Joe isn't failsafe, of course. Bad thoughts ambush him when he least expects them. One night while watching Cops, he might question the desirability of a world remade in that image. He could be enjoying Joe Millionaire when an errant neuron recoils at the tawdry Murdoch philosophy. Some strange evening during the O'Reilly Factor, he may ask whether the militant host has ever donned combat fatigues. His curiosity awoken by another paean to the Good War in Mr. Kristol's mag, Joe might stumble across a book by John T. Flynn, Robert Stinnett, or Charles Beard at the local library. Dangerous things can happen when Joe's mind wanders. Why run the risk?
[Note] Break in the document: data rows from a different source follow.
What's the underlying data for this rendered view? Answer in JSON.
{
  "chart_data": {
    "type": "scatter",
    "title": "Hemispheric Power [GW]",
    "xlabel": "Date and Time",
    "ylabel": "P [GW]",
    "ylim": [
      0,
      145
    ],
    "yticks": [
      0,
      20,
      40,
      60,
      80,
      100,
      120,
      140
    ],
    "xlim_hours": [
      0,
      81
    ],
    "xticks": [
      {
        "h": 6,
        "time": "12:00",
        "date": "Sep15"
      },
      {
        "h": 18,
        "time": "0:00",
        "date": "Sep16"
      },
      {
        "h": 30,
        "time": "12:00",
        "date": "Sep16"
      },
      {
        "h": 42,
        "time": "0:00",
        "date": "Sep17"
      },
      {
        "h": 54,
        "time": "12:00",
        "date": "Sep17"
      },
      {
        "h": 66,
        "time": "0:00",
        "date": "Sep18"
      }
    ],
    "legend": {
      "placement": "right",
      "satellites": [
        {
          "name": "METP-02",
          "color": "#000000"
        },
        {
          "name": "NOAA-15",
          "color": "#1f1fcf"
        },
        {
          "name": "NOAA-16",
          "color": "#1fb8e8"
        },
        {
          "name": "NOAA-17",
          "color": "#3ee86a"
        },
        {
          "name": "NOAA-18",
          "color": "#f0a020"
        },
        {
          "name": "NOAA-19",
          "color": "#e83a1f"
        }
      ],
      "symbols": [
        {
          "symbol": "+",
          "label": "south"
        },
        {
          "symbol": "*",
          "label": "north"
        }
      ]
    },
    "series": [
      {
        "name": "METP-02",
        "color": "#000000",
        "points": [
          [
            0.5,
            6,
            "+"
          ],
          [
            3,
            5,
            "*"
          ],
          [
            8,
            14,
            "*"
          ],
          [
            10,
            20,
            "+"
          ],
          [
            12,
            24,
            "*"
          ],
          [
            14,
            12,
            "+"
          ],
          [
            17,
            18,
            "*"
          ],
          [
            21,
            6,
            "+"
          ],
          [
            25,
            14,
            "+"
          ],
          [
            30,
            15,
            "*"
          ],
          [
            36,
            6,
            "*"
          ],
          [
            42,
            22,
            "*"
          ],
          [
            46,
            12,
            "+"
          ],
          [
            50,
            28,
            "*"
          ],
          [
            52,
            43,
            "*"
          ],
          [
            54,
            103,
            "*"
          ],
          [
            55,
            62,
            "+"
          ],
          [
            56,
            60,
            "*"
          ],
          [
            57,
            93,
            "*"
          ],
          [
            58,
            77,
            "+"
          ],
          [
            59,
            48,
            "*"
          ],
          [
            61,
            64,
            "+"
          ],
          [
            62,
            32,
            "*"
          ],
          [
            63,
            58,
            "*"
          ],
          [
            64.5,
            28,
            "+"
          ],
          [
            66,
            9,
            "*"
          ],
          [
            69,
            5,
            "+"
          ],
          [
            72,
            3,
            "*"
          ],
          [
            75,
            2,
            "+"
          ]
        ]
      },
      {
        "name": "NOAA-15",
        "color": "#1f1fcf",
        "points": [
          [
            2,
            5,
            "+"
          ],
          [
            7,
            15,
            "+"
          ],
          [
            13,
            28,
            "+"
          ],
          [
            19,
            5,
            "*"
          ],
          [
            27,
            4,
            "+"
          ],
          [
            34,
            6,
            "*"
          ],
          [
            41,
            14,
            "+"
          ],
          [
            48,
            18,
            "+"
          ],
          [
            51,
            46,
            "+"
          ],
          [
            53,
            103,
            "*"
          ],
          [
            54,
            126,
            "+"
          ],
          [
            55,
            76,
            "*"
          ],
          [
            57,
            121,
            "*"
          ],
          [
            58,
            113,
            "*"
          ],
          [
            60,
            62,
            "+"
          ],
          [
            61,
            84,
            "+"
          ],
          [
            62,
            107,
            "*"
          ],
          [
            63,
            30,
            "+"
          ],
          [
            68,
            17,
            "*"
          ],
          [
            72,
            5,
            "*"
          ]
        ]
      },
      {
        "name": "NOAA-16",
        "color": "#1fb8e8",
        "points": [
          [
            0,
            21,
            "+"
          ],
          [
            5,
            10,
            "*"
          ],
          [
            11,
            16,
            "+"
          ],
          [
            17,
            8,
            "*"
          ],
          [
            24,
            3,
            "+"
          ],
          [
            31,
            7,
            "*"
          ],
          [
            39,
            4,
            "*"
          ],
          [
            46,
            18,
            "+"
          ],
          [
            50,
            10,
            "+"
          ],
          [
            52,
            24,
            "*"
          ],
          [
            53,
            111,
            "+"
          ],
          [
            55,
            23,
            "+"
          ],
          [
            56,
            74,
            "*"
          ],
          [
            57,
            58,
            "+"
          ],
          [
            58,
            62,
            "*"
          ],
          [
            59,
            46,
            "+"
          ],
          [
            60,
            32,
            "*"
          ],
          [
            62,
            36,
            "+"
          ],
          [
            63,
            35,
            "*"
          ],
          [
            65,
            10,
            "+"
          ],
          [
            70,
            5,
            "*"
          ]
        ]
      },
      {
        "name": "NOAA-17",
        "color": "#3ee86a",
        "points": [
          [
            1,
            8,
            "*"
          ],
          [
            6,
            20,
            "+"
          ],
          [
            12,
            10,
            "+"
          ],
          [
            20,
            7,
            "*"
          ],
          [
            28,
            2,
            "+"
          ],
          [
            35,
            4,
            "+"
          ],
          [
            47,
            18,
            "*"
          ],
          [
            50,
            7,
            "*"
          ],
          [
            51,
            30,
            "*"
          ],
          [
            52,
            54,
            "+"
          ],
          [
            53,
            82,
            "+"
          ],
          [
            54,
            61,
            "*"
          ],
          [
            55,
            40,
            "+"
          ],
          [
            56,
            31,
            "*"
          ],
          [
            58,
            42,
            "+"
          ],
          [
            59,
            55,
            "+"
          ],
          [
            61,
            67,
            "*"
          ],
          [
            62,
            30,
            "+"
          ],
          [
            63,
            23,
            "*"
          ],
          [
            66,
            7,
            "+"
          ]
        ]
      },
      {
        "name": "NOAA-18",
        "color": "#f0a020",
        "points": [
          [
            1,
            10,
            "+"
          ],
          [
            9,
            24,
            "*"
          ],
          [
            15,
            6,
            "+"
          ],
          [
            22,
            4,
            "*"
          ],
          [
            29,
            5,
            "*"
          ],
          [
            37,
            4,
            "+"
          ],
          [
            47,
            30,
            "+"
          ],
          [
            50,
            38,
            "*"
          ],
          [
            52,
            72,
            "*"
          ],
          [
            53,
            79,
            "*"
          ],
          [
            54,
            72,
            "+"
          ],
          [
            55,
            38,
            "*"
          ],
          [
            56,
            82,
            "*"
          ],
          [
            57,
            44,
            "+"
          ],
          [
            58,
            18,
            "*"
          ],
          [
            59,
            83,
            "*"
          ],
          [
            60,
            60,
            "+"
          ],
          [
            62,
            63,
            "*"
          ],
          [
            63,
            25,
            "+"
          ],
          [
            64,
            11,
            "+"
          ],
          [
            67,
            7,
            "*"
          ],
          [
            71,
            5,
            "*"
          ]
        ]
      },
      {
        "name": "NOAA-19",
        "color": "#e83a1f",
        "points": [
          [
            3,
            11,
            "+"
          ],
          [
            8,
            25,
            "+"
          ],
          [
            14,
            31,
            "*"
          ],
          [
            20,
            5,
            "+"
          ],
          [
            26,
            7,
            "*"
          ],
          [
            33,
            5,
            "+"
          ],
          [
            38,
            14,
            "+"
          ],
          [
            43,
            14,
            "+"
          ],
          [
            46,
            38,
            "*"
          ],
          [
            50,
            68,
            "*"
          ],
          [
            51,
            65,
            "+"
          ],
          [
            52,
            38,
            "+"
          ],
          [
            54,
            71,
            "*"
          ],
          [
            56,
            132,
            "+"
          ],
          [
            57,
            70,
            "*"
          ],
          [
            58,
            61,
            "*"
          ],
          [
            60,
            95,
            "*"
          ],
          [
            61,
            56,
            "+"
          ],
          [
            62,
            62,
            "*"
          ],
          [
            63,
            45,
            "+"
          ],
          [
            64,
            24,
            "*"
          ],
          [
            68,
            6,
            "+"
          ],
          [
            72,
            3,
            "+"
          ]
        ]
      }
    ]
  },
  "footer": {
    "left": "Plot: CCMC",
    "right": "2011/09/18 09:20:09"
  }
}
Look, we know that Fox has pull with this administration. All Joe and I are asking for is full, 24-hour access to the good stuff: Gulf War II Uncut. Since his and my paychecks are on the mandatory government weight-loss program, we deserve to see what we're paying for. We got stiffed the last time around, what with those grainy aerial shots of "the luckiest man in Iraq." Show us the unlucky ones, up close and in color. Granted, there is a slight chance that it might backfire and hurt the war effort, but you shouldn't worry too much about that. The Aussie wonder didn't get rich betting on the decency of the American people.